BIS: Bitcoin Harus Angkat Kaki Dari Proof-of-Work

Aulia Medina     Wednesday, January 23 2019

Masalah Bitcoin (BTC) hanya dapat dipecahkan dengan memisahkannya dari sistem proof-of-work (PoW), menurut penelitian yang dipublikasikan oleh Bank for International Settlement (BIS) pada 21 Januari.
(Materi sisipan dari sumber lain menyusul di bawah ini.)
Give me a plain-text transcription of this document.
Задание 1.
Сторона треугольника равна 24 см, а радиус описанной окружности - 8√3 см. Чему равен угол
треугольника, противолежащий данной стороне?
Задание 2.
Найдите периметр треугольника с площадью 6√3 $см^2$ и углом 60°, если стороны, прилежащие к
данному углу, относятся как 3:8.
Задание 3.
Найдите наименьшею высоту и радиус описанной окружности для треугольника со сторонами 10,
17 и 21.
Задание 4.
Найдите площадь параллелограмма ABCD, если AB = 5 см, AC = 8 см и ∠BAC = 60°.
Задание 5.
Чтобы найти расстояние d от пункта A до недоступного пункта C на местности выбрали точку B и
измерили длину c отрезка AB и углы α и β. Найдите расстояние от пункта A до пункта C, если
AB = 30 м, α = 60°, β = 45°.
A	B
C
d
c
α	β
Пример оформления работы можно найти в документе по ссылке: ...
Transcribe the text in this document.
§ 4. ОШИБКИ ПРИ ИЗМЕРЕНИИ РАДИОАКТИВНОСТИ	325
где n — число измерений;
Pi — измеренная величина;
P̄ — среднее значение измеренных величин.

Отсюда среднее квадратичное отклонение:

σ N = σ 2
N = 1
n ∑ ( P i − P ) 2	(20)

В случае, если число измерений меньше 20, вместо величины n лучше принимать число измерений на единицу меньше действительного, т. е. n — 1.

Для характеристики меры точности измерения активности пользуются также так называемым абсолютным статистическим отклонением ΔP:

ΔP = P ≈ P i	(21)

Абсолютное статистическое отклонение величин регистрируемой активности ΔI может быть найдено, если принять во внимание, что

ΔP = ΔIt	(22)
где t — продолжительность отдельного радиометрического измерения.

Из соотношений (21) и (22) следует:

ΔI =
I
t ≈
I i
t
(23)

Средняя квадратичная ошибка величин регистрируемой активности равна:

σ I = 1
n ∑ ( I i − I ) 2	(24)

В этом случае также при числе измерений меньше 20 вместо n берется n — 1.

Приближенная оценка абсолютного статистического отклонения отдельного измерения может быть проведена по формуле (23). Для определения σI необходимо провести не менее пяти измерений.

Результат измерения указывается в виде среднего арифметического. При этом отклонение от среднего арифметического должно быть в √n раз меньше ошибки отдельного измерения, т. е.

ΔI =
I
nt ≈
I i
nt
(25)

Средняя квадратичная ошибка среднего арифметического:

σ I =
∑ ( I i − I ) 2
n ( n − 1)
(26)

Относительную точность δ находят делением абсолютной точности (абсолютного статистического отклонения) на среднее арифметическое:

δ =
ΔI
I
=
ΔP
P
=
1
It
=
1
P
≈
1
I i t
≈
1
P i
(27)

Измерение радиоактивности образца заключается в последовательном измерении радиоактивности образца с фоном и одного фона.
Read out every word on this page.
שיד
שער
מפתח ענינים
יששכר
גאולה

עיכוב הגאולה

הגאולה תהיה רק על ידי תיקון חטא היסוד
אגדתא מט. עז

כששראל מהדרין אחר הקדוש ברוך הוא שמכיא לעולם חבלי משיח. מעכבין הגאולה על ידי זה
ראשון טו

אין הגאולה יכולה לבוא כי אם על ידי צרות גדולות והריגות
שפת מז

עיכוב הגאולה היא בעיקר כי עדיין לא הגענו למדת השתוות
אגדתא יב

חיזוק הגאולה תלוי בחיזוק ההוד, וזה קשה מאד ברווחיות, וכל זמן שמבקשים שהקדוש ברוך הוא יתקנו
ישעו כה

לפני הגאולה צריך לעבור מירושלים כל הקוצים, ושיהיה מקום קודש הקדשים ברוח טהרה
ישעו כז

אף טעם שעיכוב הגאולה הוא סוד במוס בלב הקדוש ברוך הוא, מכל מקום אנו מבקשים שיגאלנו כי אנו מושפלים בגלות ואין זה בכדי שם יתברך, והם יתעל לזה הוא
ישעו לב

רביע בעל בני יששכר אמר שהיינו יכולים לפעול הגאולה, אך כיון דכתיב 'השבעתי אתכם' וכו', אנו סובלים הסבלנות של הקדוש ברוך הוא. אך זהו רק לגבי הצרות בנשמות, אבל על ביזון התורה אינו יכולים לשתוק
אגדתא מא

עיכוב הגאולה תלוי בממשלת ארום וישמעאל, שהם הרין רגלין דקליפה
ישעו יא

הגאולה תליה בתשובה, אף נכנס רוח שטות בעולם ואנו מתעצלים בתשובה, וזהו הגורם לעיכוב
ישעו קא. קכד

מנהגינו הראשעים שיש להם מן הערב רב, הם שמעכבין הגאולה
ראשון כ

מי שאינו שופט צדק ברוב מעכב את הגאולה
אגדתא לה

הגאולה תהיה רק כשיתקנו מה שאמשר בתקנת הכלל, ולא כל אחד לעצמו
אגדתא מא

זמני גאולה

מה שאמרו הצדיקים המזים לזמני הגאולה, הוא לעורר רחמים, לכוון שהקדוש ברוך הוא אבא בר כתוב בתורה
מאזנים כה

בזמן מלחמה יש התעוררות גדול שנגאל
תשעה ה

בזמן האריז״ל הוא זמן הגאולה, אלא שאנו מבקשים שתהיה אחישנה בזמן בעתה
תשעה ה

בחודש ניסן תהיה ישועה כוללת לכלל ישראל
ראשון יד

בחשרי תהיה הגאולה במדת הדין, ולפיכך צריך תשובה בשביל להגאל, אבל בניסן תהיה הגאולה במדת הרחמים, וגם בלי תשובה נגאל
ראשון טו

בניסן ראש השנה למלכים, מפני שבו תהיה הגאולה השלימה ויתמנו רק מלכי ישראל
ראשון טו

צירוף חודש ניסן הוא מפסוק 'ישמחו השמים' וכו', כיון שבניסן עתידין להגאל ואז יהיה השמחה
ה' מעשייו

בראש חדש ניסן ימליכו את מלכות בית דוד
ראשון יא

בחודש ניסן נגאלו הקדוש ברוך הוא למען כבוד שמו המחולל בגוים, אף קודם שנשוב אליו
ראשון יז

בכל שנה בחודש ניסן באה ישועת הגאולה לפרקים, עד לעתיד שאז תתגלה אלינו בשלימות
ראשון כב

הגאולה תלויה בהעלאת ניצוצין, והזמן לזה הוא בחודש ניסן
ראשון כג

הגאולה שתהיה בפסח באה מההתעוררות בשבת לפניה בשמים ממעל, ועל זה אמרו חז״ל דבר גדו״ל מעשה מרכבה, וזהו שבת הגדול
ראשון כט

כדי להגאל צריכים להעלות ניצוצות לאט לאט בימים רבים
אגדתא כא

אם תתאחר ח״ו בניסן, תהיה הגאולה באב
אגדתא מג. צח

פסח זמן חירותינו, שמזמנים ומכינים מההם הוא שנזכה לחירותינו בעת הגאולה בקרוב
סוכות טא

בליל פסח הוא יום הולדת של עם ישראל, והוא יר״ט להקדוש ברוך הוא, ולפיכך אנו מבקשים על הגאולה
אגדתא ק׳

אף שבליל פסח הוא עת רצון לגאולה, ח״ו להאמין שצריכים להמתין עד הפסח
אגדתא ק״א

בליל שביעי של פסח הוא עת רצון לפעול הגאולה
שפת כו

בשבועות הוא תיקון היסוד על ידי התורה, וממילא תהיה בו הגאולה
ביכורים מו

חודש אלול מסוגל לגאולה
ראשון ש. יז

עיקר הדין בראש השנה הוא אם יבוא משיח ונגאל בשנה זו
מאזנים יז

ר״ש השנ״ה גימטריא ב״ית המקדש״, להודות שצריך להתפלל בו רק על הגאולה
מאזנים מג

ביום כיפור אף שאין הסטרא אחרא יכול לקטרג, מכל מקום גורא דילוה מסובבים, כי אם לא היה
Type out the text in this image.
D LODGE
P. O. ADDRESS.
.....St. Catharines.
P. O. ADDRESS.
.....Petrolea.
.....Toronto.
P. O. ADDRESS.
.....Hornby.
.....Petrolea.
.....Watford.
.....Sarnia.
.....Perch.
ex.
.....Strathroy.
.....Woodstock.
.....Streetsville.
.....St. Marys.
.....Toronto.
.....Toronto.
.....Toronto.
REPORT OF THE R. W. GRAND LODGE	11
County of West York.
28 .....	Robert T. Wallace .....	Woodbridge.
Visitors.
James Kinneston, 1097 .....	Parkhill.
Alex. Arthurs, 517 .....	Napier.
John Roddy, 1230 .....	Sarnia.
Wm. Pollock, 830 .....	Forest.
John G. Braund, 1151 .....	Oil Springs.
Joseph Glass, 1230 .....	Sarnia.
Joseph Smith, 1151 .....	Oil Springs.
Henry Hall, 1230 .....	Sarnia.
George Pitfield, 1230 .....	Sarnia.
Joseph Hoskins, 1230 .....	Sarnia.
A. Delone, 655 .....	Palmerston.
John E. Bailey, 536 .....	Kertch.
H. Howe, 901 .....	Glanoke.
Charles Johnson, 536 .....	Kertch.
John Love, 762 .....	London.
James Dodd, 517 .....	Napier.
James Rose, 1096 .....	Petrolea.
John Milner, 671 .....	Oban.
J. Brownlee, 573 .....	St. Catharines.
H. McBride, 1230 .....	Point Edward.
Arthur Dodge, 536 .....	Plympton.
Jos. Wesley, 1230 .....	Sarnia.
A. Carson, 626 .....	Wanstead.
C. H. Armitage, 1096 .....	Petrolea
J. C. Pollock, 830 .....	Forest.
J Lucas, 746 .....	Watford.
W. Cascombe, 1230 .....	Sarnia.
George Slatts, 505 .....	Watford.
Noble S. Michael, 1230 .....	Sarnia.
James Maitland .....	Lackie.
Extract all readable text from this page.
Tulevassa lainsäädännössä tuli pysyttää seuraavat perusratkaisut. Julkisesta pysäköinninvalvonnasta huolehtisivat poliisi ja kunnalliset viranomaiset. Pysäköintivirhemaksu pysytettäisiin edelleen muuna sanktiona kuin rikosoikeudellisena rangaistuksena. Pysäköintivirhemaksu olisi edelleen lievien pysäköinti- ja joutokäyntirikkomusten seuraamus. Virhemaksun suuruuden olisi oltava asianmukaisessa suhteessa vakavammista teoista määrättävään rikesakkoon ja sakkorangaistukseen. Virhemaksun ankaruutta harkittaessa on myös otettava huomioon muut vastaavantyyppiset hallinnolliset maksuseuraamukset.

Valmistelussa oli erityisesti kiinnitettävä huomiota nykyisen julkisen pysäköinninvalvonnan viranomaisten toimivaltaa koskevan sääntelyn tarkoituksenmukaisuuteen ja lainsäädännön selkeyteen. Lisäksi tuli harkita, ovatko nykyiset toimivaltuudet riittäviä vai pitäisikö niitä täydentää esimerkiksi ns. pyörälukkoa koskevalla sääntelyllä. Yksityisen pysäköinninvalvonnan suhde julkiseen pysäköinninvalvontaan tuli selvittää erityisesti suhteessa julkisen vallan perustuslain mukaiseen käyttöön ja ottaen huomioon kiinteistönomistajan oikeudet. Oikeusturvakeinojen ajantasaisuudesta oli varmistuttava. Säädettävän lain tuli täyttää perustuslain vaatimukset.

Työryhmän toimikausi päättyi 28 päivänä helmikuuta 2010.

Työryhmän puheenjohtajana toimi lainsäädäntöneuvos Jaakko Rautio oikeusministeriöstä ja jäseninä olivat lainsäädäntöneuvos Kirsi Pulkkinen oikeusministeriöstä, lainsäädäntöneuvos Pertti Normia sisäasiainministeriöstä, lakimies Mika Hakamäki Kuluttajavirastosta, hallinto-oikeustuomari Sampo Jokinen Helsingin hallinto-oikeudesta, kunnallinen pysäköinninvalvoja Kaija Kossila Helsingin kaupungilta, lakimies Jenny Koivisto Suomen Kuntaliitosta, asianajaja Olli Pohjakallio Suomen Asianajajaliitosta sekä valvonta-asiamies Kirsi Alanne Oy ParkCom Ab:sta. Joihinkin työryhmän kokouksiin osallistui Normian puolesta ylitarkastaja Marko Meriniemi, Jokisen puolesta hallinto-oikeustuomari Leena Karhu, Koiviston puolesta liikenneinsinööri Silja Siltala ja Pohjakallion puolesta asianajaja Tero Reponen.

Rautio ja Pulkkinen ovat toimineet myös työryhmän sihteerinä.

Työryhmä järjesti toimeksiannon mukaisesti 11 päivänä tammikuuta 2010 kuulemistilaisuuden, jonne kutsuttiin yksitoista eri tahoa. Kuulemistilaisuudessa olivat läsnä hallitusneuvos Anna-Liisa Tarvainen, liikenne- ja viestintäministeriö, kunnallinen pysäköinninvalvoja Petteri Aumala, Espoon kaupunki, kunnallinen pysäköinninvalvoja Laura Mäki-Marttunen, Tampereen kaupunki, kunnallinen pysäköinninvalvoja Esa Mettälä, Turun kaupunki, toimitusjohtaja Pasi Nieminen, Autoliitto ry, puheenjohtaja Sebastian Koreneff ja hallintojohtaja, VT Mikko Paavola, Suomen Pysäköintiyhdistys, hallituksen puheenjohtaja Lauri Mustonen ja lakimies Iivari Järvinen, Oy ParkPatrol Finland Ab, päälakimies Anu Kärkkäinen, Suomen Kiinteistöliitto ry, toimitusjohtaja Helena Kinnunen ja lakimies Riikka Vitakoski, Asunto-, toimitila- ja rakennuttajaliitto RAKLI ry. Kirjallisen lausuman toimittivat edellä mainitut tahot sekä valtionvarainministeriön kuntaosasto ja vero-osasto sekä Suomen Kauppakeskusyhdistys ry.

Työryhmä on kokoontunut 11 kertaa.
Menurut laporan tersebut, di masa depan Bitcoin block reward akan jatuh sampai nol — memberikan hanya jumlah yang terbatas dari Bitcoin baru yang akan diciptakan — biaya transaksi sendiri tidak akan dapat menopang biaya penambangan. Argumen yang tersirat bahwa jaringan Bitcoin akan menjadi lelet dan itu hampir tidak dapat digunakan, menyatakan:

“Kalkulasi yang mudah menyarankan bahwa sekali block reward adalah nol, ini dapat memakan waktu berbulan-bulan sebelum pembayaran Bitcoin terakhir, kecuali teknologi baru disebarkan untuk mempercepat finalitas pembayaran.”

Baca juga: Jepang Setujui Regulasi Bitcoin Sidechain Untuk Exchange

Studi lanjut mencatat bahwa sementara solusi layer kedua seperti Lightning Network dapat menolong, “satu-satunya solusi mendasar adalah dengan pisah dari proof-of-work.” Seperti pemberangkatan, menurut laporan, akan “mungkin memerlukan bentuk koordinasi sosial atau institusional.”

Konklusi keseluruhan dokumen, menurut para peneliti, “dalam era digital juga, uang yang baik cenderung tetap menjadi konstruksi sosial daripada yang murni teknologi.”

BIS yang berbasis di Swiss adalah organisasi yang terdiri dari 60 bank sentral, yang dilaporkan menyumbang 95 persen dari GDP global.

Seperti yang Cointelegraph laporkan, laporan BIS lain yang dipublikasikan pada 8 Januari menemukan bahwa 70 persen dari bank sentral di seluruh dunia terlibat penelitian dalam penerbitan mata uang digital bank sentral.

Laporan lainnya yang dipublikasikan oleh BIS pada September tahun lalu menemukan korelasi yang kuat diantara harga crypto dan berita tentang intervensi regulasi secara global.